The PMV index is based on the thermal equilibrium of the human body with its environment. The parameters included in the PMV index are air temperature, relative air velocity, air humidity, mean radiant temperature, and body energy conversion and clothing insulation. Energy conversion is often expressed in the metabolic unit met and clothing insulation in the clothing unit clo. Typical values for the two quantities and their significance are given in Table 2 and Table 3.
Design temperatures based on the standard
In the heating load calculation according to DIN/TS 12831-1, a design temperature of 20 °C is required for almost all rooms in which people regularly spend time. For rooms used without clothing, e.g. bathrooms and changing rooms, a temperature of 24 °C should be maintained. In commercially used rooms where standing activities are carried out, 17 °C is required for medium-heavy activities and 15 °C for heavy activities. In particular, the description of commercial spaces suggests that the design values have been derived using the comfort model. This becomes clearer when looking at DIN EN 16798-1. In the standard, the minimum design values for heating and the maximum values for cooling are specified depending on the category and the activity level. A clothing insulation of 1.0 clo is assumed for winter and 0.5 clo for summer (see Table 4). In order to check which comfort criteria are applied for the design temperatures, the temperatures for the limit values of the comfort categories are determined under the specified boundary conditions and compared with the standard values (see Table 5, the temperatures explicitly addressed in the following discussion are formatted in bold). The values from the comfort model coincide very well with the values for the summer period from DIN EN 16798-1. Only category II requires a design temperature of 26 °C, which is 0.4 K lower than the temperature at which 10 % of people are dissatisfied.

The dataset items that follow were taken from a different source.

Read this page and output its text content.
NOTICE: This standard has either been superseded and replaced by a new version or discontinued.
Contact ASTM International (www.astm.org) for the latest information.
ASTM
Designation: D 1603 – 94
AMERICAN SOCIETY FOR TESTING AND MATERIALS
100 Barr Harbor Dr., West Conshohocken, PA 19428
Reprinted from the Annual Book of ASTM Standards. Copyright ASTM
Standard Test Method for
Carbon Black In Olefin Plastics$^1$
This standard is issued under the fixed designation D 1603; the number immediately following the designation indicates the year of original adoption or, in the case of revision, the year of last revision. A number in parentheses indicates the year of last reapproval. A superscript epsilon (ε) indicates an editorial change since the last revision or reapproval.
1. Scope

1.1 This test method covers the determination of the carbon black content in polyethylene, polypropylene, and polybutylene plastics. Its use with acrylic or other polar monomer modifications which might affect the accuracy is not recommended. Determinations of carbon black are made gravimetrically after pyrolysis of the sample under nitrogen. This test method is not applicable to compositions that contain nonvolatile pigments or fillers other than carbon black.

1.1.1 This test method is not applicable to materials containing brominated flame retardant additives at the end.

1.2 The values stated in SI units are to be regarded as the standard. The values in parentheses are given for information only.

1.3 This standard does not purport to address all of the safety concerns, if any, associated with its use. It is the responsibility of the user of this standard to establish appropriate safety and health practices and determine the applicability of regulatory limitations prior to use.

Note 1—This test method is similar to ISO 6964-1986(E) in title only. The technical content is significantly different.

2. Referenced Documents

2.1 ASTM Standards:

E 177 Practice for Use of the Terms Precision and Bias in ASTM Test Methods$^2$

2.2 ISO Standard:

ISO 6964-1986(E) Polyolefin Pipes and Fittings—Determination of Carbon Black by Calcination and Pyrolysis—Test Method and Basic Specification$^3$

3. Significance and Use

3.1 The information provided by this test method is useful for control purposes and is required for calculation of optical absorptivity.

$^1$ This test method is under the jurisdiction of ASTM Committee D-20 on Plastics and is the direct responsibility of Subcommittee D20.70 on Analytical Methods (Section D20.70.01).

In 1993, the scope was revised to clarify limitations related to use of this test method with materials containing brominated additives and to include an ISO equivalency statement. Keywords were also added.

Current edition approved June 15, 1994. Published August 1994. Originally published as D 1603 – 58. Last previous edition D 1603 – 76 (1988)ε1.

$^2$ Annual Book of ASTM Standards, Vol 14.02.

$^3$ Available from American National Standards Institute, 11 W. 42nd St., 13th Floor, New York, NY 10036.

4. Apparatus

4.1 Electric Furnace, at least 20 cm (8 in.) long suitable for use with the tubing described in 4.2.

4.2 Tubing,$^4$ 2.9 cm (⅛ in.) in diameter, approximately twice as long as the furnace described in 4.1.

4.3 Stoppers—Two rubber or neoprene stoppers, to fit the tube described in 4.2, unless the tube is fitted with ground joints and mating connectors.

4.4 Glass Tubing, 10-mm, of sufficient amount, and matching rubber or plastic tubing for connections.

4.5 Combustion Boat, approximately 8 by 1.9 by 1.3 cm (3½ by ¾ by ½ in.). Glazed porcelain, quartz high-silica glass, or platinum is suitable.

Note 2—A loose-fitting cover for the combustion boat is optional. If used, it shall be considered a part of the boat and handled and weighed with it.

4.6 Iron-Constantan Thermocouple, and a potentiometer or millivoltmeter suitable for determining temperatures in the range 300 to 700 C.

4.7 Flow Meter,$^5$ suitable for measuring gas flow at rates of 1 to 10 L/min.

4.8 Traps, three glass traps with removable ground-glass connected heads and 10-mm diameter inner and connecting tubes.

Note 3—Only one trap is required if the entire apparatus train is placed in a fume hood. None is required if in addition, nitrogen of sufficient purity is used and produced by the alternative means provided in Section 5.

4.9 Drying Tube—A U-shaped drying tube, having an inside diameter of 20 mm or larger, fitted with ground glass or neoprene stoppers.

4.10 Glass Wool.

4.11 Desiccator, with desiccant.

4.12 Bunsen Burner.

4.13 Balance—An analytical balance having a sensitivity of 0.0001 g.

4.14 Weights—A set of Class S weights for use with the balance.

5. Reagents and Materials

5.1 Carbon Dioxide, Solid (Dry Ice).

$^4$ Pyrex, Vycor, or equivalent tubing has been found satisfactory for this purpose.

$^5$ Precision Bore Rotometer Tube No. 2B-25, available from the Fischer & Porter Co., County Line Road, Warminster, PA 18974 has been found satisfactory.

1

The situation is different for the winter period: Here, the temperatures for sedentary activity differ by up to 0.9 K between the comfort model and the values from the standard. In the first two categories, the comfort model provides lower temperatures and turns for the other two categories. For the standing activity, on the other hand, the values for the first two categories again fit well. If you compare the values from the heat load calculation with DIN 16798-1, you can equate the requirements from the heat load calculation with those from category II. Compared to the comfort model, the values of the heat load calculation show a similar picture as in DIN EN 16798-1. Category II temperatures of the comfort model are about 1.0 K lower than required in the heat load calculation for the sedentary and standing activities with clothing. For the rooms that are used without clothing, however, the comfort model provides 25 °C for category II, which is 1.0 K higher than the 24 °C used in the heating load calculation.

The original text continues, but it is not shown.